By Paul Walton, RSPB Scotland
It’s an unavoidable truth that in nature conservation, success can sometimes produce intangible results. Much of what we try to achieve inevitably comprises stopping bad things happening to the environment. A successful bridge-builder has a bridge to look at where there was none; a fund manager, funds to help spend; a medic has well people, who were previously sick. The successful environmental campaigner might find that the output of years of effort is, for example, dunes and maritime grasslands that remain just as they were before. Nothing looks different – all that’s new is the invisible knowledge that these delicate and precious habitats have not been obliterated by the golf course or power station that someone tried to build over them.
Of course, conservation must also work to actively enhance the natural environment and make positive transformations. But this preventative work is and will remain a critical basis for our shared response to the unfolding global ecological crisis – and nowhere is that more important than in the challenge of invasive non-native species.
The recent report of IPBES (the Intergovernmental Science Policy Platform for Biodiversity and Ecosystem Services) confirmed both that nature and the essential services it provides for humanity are deteriorating fast across the planet. This deterioration is caused by 5 major direct drivers: land and sea-use changes; direct exploitation; climate change; pollution; and the introduction of invasive non-native species – INNS.
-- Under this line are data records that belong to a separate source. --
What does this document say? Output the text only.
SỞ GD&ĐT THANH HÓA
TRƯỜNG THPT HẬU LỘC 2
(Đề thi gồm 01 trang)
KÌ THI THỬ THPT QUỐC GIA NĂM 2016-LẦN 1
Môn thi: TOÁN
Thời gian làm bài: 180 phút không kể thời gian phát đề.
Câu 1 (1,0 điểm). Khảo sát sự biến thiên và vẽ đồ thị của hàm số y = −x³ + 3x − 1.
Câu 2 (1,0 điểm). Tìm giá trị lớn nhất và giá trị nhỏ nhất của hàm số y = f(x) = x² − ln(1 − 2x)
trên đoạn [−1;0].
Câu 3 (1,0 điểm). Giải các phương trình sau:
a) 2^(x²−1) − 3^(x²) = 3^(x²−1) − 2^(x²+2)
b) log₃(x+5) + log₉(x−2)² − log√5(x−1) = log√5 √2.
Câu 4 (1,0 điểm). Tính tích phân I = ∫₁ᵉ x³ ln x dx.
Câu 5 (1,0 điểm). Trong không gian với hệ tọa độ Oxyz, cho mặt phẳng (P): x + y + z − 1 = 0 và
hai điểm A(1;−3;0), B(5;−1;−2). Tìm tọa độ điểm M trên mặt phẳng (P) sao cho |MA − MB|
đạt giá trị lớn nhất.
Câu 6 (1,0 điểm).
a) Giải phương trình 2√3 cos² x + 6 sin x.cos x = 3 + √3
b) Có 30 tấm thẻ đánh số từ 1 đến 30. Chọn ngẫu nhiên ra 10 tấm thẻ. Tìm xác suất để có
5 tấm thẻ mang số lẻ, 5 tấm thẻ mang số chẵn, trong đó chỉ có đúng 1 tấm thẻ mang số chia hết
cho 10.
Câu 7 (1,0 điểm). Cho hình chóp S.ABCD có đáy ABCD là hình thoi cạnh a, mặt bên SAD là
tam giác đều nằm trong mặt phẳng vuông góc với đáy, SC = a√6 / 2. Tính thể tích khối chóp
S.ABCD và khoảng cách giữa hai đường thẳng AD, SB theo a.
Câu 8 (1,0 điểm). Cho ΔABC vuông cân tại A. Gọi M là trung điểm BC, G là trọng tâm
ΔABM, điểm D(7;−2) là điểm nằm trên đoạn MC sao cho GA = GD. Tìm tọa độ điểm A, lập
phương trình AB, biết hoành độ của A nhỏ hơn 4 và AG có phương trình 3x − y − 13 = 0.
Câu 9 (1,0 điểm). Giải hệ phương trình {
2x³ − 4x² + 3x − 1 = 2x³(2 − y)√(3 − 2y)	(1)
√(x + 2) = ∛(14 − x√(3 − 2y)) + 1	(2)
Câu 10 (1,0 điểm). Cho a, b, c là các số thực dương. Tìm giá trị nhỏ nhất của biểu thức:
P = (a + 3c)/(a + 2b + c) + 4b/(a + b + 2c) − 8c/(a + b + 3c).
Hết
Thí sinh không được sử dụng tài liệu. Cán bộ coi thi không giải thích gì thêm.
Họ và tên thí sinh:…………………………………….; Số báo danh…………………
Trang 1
People moving any animal, plant or other organism from its native range and, deliberately or accidentally, introducing it into the wild, is a potential threat to wildlife. Geographic barriers such as oceans, mountains, deserts and currents have through geological time restricted the mixing of wildlife in different regions. Species develop independently in different parts of the world, and this generates much of global biodiversity. Non-native species introductions, in effect, break down these barriers. The rate of establishment of new species is increasing at world and UK scales. INNS effects are compounded by climate change and are predicted to worsen in future. The globalisation of trade – the most important vector of INNS – is increasing species movements and rates of release.
In Scotland, we already have non-native Rhododendron and conifers damaging our most important woodland and peatland habitats; non-native predators predating seabirds and waders on our islands; invasive marine organisms threatening internationally important marine ecosystems in our sea lochs.
The graph above shows a simplified, but all-too familiar, pattern of establishment of an invasive species. It’s clear that ecological damage increases with spread – but also, critically, the costs involved in terms of both impacts and the necessary responsive action escalate dramatically. Of course, we must work to strategically manage damaging INNS that are already established. But it is hundreds, sometimes thousands of times cheaper to prevent INNS establishing in the first place than it is to manage the issue after the event. Therefore, the Convention on Biological Diversity calls for a hugely elevated emphasis on prevention – often called biosecurity – when it comes to INNS impacts on nature and economies. It is also why the EU Environmental Principle of Preventative Action is a key guiding principle for effective, informed action to protect nature, and one that we must, as a matter of national priority, be enshrined explicitly in Scottish legislation at the earliest opportunity.
Do we really need to prevent every single egg, of every tiny non-native shrimp, from ever arriving here? Thankfully, no. Research is clear that the best predictor of INNS establishment in the wild is simply the rate at which non-native organisms are released. By taking sensible, proportionate, but effective preventative action we can reduce that rate, and thus reduce establishment probability. This became clear in New Zealand through the 20th century. Firm but proportionate biosecurity measures were introduced – and the results have been spectacular:
Non-native mammals establishing in New Zealand and in Europe over recent centuries. From Armon R.H., Zenetos A. (2015) Invasive Alien Species and Their Indicators. Armon R., Hänninen O. (eds) Environmental Indicators. Springer, Dordrecht
Across the UK countries, funding for INNS biosecurity runs at around £1 million per year. That is just a tiny fraction – less than 1/200th – of biosecurity investment protecting agriculture, horticulture and aquaculture. In Scotland we have important expertise and projects developing for biosecurity issues: on islands, for example, the RSPB is leading a biosecurity project for all our most important seabird colonies. We can be leaders in this field – but for that, we must protect our environment and our economic future by investing properly in biosecurity now – and we must legislate to bring the Principle of Preventative Action squarely and unambiguously into Scots law.
The Fight For Scotland’s Nature campaign is calling for a Scottish Environment Act which embeds the four key EU environmental principles in Scots law.